Nelle aule di giustizia, il “ragionevole dubbio” non è solo un’espressione suggestiva, ma una bussola imprescindibile che orienta il giudizio penale. La VI Sezione della Cassazione, con una recente pronuncia, torna ad approfondire e chiarire i confini di questa regola cardine, sottolineando come essa costituisca il vero discrimine tra condanna e assoluzione.

La Suprema Corte, richiamando consolidati arresti giurisprudenziali, ha precisato che la regola dell’art. 533 c. p. p. consente la pronuncia di una sentenza di condanna solo quando la prova raccolta esclude tutte le ricostruzioni alternative, salvo quelle che, pur astrattamente prospettabili, si configurano come mere eventualità remote e prive di riscontri fattuali. Si tratta di quelle ipotesi che si collocano “al di fuori dell’ordine naturale delle cose e della normale razionalità umana” ( Cass. pen., Sez. 3, n. 5602/ 2021; Sez. 5, n. 1282/ 2019; Sez. 1, n. 17921/ 2010).

Le stesse Sezioni Unite, nella celebre sentenza Troise ( Cass. pen., Sez. U, n. 14800/ 2018), hanno ulteriormente rafforzato questo approccio, sottolineando come il canone dell’oltre ogni ragionevole dubbio non sia un mero standard probatorio, ma un vero e proprio metodo di accertamento. Esso, infatti, impone al giudice di confrontare la tesi accusatoria prospettata dal pubblico ministero con le ricostruzioni antagoniste offerte dalla difesa, seguendo un “protocollo logico” che esclude scorciatoie valutative, quali la “consistente verosimiglianza” o la “forte plausibilità”. Il ragionevole dubbio, quindi, non è un concetto elastico da declinare secondo il libero apprezzamento dell’organo giudicante, ma rappresenta una vera e propria regola di giudizio vincolante che impone un rigore argomentativo e una valutazione completa di tutte le prove acquisite, comprese quelle offerte dalla difesa in chiave demolitoria dell’ipotesi accusatoria. La Cassazione ha sottolineato, anche nella recente sentenza Bagarella (Cass. pen., Sez. 6, n. 45506/ 2023), che la motivazione deve dar conto non solo degli elementi che confermano la tesi dell’accusa, ma anche delle ragioni per cui le ipotesi alternative, prospettate dalla difesa, non siano razionalmente sostenibili nel caso concreto.

Non può dunque ritenersi sufficiente un giudizio di prevalenza o una maggiore aderenza alla logica comune della tesi accusatoria: è necessaria una confutazione argomentata delle ricostruzioni difensive. In questa prospettiva, l’intento è quello di rafforzare l’onere motivazionale in capo al giudice, che non può limitarsi ad affermare che la ricostruzione alternativa è meno probabile, ma deve dimostrarne la radicale inattendibilità, escludendo che possa costituire fonte di dubbio processualmente rilevante (Cass. pen., Sez. 6, n. 10093/ 2019; Sez. 4, n. 22257/ 2014).

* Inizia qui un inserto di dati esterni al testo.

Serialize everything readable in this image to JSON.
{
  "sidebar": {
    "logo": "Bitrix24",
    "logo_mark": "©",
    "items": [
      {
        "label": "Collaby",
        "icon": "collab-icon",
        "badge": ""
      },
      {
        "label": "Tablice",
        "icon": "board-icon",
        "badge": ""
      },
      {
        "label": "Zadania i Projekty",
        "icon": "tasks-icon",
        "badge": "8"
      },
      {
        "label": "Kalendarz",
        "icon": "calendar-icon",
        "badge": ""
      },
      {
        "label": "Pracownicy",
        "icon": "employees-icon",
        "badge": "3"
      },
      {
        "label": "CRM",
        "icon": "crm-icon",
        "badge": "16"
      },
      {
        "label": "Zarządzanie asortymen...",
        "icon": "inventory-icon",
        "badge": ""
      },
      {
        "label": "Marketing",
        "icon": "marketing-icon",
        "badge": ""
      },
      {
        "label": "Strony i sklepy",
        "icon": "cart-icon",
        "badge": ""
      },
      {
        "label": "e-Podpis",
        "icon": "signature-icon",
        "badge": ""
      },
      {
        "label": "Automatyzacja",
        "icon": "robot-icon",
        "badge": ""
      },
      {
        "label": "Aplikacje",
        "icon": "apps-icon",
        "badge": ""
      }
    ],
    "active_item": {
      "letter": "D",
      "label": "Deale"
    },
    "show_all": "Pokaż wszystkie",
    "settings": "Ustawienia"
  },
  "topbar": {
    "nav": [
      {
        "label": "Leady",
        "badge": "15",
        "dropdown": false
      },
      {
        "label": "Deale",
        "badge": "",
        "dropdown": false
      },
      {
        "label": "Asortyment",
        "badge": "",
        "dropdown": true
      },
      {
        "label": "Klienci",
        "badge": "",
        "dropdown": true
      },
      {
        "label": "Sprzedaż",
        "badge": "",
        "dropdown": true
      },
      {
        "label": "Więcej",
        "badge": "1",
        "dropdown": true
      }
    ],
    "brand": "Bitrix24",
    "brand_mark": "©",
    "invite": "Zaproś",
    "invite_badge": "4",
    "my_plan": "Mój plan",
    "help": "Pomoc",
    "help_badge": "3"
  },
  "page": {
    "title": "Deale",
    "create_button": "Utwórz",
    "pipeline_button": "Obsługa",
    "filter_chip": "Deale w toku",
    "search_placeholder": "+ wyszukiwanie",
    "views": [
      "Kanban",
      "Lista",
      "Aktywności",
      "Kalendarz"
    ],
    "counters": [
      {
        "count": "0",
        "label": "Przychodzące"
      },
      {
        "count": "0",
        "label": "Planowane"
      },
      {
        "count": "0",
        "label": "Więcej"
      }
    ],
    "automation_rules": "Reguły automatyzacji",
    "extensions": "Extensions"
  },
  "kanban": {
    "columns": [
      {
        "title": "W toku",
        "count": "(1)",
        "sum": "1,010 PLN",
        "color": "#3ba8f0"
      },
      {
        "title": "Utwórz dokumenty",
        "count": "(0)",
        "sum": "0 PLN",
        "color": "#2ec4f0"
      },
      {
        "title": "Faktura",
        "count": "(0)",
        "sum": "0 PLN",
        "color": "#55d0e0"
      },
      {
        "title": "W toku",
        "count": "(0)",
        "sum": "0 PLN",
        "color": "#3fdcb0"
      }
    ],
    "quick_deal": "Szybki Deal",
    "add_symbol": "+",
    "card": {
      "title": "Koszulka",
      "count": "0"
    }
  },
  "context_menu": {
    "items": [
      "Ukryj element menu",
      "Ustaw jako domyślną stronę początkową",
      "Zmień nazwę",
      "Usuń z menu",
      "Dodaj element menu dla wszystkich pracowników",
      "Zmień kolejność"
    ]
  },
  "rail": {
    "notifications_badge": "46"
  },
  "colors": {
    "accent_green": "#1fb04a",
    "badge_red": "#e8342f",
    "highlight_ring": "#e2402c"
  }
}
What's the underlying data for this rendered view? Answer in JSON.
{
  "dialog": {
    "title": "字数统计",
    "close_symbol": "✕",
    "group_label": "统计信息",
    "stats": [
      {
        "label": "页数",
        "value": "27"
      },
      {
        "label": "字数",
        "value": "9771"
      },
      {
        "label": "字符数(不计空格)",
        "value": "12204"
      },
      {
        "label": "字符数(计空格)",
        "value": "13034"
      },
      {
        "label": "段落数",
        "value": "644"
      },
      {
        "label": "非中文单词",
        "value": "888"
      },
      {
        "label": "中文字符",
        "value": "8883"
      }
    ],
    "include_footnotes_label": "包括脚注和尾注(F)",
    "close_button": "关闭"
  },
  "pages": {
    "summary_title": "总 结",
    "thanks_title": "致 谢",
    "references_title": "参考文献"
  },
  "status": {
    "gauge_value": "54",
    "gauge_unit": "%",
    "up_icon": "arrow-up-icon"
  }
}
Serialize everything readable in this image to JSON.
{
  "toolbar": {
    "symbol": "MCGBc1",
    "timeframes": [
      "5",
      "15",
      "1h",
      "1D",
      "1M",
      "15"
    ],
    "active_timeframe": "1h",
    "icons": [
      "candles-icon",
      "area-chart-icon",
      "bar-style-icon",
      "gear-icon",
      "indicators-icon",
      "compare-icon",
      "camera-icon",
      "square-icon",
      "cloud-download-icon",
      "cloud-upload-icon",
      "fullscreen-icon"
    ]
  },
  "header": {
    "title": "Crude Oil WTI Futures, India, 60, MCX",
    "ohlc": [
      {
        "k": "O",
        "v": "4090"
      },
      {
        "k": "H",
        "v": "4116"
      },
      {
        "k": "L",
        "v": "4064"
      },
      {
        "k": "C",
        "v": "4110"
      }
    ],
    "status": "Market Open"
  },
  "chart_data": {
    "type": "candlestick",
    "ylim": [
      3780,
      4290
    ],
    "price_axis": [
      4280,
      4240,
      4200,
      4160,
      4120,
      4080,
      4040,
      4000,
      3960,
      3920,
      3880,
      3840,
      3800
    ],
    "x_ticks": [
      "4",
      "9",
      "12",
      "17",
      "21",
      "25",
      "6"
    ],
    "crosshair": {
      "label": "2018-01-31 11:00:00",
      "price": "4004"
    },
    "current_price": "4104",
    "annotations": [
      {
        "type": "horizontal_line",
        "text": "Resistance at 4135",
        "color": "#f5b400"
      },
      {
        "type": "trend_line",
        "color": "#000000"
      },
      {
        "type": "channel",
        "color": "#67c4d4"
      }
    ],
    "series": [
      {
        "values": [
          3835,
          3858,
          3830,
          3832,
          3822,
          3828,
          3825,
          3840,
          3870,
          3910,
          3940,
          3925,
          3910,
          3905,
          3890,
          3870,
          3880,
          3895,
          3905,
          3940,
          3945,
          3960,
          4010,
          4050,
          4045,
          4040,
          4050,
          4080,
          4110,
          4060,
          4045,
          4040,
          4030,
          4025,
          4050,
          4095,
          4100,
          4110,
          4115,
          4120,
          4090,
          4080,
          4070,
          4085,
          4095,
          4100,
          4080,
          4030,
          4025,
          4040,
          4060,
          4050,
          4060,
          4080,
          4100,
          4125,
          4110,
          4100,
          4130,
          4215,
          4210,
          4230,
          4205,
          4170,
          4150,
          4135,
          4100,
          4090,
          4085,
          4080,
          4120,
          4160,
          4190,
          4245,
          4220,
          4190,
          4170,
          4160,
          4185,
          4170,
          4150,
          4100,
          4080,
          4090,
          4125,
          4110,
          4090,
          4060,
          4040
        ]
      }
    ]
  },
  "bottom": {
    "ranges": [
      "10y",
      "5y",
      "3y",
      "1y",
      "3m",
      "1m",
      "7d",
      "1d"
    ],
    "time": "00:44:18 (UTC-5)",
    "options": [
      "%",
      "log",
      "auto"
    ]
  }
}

Inoltre, va ricordato che la presunzione di innocenza, da cui il principio del ragionevole dubbio discende direttamente, non è una mero orpello o una clausola di stile, ma rappresenta un fondamento costituzionale e convenzionale del processo penale, come si evince chiaramente dall’art. 27 Cost. e dall’art. 6 Cedu. Il suo rispetto si riflette nella struttura logica del giudizio e nella distribuzione dell’onere della prova, che resta saldamente in capo all’accusa fino alla prova di colpevolezza «oltre ogni ragionevole dubbio». Per l’avvocatura, questi principi non sono solo teoria, ma strumenti essenziali per adempiere a tutti gli oneri difensivi a cui si è sottoposti, non solo per dovere deontologico.

La capacità di articolare ricostruzioni alternative solide, ancorate alle emergenze processuali, può rappresentare una profonda differenza tra una sentenza di condanna e un’assoluzione. E soprattutto, riafferma il diritto della difesa ad una valutazione «legale, completa e razionale della prova», come espressione piena del contraddittorio. In un sistema penale che vuole dirsi garantista, il ragionevole dubbio non è un lusso o una facoltà opinabile, ma un presidio di civiltà giuridica.

Con questa ennesima sentenza la giurisprudenza di legittimità sembra voler ribadire, ancora una volta, che il processo penale non è terreno per intuizioni o suggestioni, ma per ragionamenti rigorosi e verifiche serrate. Perché, come ammoniva Calamandrei, «la giustizia non è un sentimento, ma una tecnica».